While most of the hockey world will be focused on top end names like Toews, Kane, Hossa, Chara, Krejci, Lucic, and Rask, a handful of lesser knowns could be the true stars of the 2013 Stanley Cup Final. Here's a closer look at five players you need to watch.

Brandon Saad

If you're not a Blackhawks fan, you might not appreciate what this 20 year old has done this season.  He might not win the rookie of the year award, but he was deservingly nominated for his great two-way play on a top six line with Hossa and Toews.  The playoffs have been a different matter though. He only has four assists in 17 games and no goals.  Saad has also seen his ice time drop and doesn't get much of a chance on special teams either. So why is he a player to watch?  To start with he has a +17.2 relative corsi rating which is basically the new +/-, but measured in shots for/against while on the ice.  He also starts 55.2% of his zone starts in the offensive zone, so he's not being sheltered much by the coach.  He only has 5 giveaways and 9 takeaways.  With his great offensive instincts and responsible defensive play, it's only a matter of time before he breaks through on the scoresheet. 

Tyler Seguin

Speaking of players on the verge of breaking through, Tyler Seguin should be due for a couple big goals in the final if the hockey gods have anything to say about it. It's amazing that the Bruins are in the finals without him being an important cog. At this point he's almost become an afterthought. This is a guy who was supposed to be producing much more at this point in his career. With superstar potential, you have to think he'll start being a difference maker sooner or later.  He might not be on the top two lines, but he's still getting a lot of time on the power-play.
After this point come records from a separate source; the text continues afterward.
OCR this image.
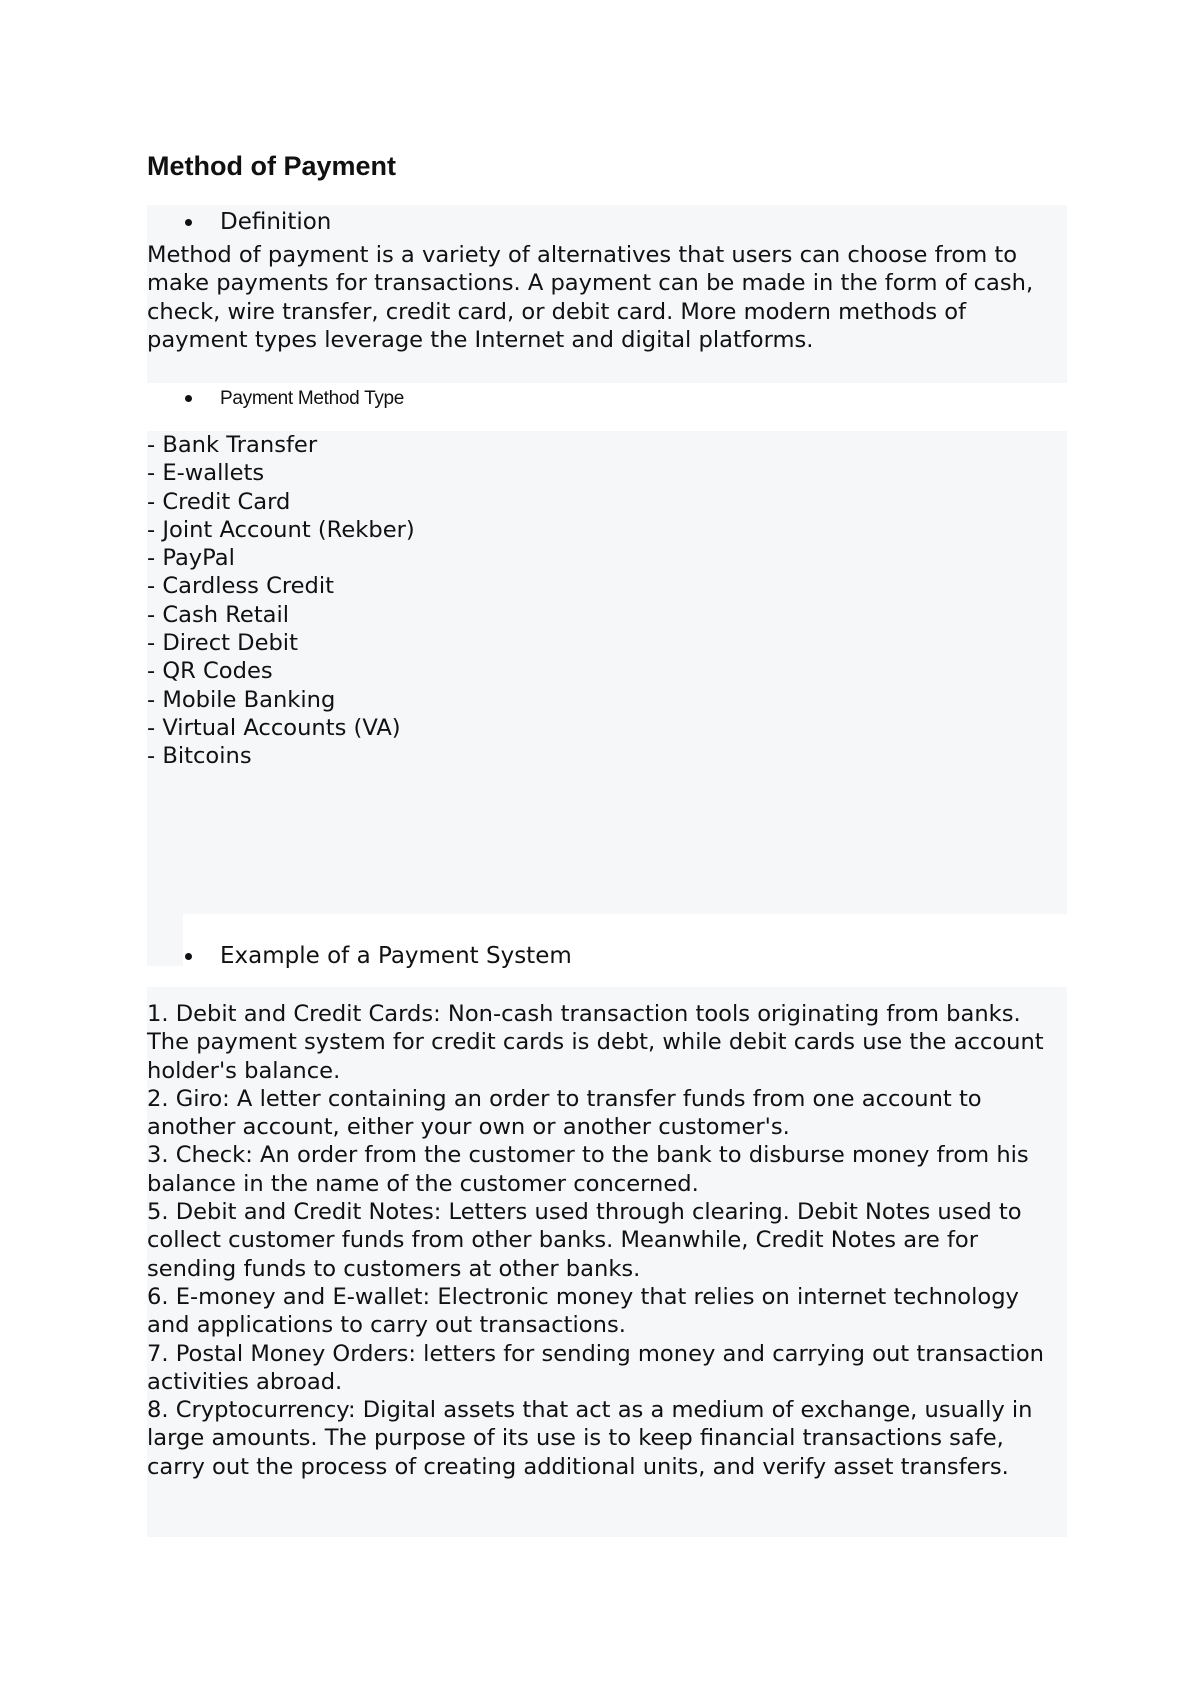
Method of Payment
Definition

Method of payment is a variety of alternatives that users can choose from to make payments for transactions. A payment can be made in the form of cash, check, wire transfer, credit card, or debit card. More modern methods of payment types leverage the Internet and digital platforms.

Payment Method Type
- Bank Transfer
- E-wallets
- Credit Card
- Joint Account (Rekber)
- PayPal
- Cardless Credit
- Cash Retail
- Direct Debit
- QR Codes
- Mobile Banking
- Virtual Accounts (VA)
- Bitcoins
Example of a Payment System
1. Debit and Credit Cards: Non-cash transaction tools originating from banks. The payment system for credit cards is debt, while debit cards use the account holder's balance.
2. Giro: A letter containing an order to transfer funds from one account to another account, either your own or another customer's.
3. Check: An order from the customer to the bank to disburse money from his balance in the name of the customer concerned.
5. Debit and Credit Notes: Letters used through clearing. Debit Notes used to collect customer funds from other banks. Meanwhile, Credit Notes are for sending funds to customers at other banks.
6. E-money and E-wallet: Electronic money that relies on internet technology and applications to carry out transactions.
7. Postal Money Orders: letters for sending money and carrying out transaction activities abroad.
8. Cryptocurrency: Digital assets that act as a medium of exchange, usually in large amounts. The purpose of its use is to keep financial transactions safe, carry out the process of creating additional units, and verify asset transfers.
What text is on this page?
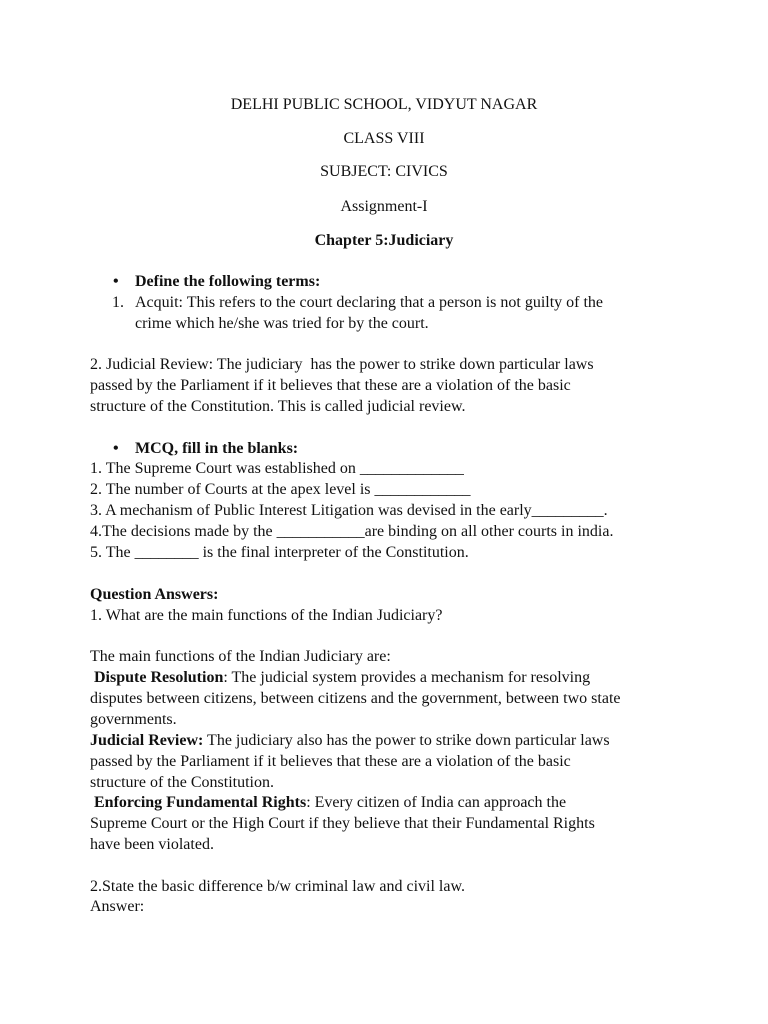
DELHI PUBLIC SCHOOL, VIDYUT NAGAR
CLASS VIII
SUBJECT: CIVICS
Assignment-I
Chapter 5:Judiciary
• Define the following terms:
1. Acquit: This refers to the court declaring that a person is not guilty of the
crime which he/she was tried for by the court.
2. Judicial Review: The judiciary  has the power to strike down particular laws
passed by the Parliament if it believes that these are a violation of the basic
structure of the Constitution. This is called judicial review.
• MCQ, fill in the blanks:
1. The Supreme Court was established on _____________
2. The number of Courts at the apex level is ____________
3. A mechanism of Public Interest Litigation was devised in the early_________.
4.The decisions made by the ___________are binding on all other courts in india.
5. The ________ is the final interpreter of the Constitution.
Question Answers:
1. What are the main functions of the Indian Judiciary?
The main functions of the Indian Judiciary are:
Dispute Resolution: The judicial system provides a mechanism for resolving
disputes between citizens, between citizens and the government, between two state
governments.
Judicial Review: The judiciary also has the power to strike down particular laws
passed by the Parliament if it believes that these are a violation of the basic
structure of the Constitution.
Enforcing Fundamental Rights: Every citizen of India can approach the
Supreme Court or the High Court if they believe that their Fundamental Rights
have been violated.
2.State the basic difference b/w criminal law and civil law.
Answer:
The previous 3 rounds will be wiped from memory if he can raise his game now.

Niklas Hjalmarsson

Many of you might be saying, who?  Make no mistake, without Niklas Hjalmarsson the Blackhawks would be in some trouble.  He might not be a wizard with the puck, make bone-crushing hits, or put up points on the scoreboard, but he's as steady as it gets in the defensive end. Yet, when you play on a team that has guys like Duncan Keith and Brent Seabrook, you're going to be overshadowed.  To start with, no defender spends more time killing penalties on Chicago than Hjalmarsson.  In 17 games, he's averaging 3:43 minutes of ice time shorthanded. He's tied for the team lead with 32 blocked shots and is second only to Toews with 14 takeaways.  When you look up underrated in the dictionary, you'll see Hjalmarsson listed among the examples.

Dave Bolland

Up front, Bolland might just be every bit as important as the superstars ahead of him.  When the Hawks need someone defensively responsible to put on the ice, coach Quenneville usually puts out Bolland first.  He leads the team in defensive zone starts at 68.4%.  He's usually trusted to shutdown the opposing teams best forwards, which is why he's been promoted to the third line center spot to open this series.  Bolland plays a very in your face style and is considered one of the most effective "pests" in the NHL.  We're not sure whether he'll be used against Boston's first or second line yet, but if you see some frustration coming from the Bruins bench, there's a good chance Bolland had something to do with it.

Torey Krug

I follow this sport closely, but when Torey Krug burst onto the scene against the New York Rangers, even I was saying "who is this guy?".  The Bruins have a superstart defensemen in waiting with Dougie Hamilton, which is why a guy like Krug is even more of a surprise this season.  He only sees around 16 minutes of ice time per game, but he's being put in advantageous situations to capitalize on his skillset.  He sees 2:19 a game on the top power play unit with Zdeno Chara and starts a massive 69.8% of his zone starts in the offensive end.  Krug also faces the weakest competition from opposing teams.  So far, the results have been amazing.  He has four goals and two assists in nine games and boasts a 26.1 relative corsi rating.  When he's on the ice, the puck is usually being directed at the opposing goalie.

Will any of these players win playoff MVP?  No.  Are they more important than the big names in the headlines?  Unlikely. However, as Krug proved against the Rangers, anyone can battle for the MVP of a series.  These players have just as much of a chance as anyone else to be a deciding factor on hockey's biggest stage.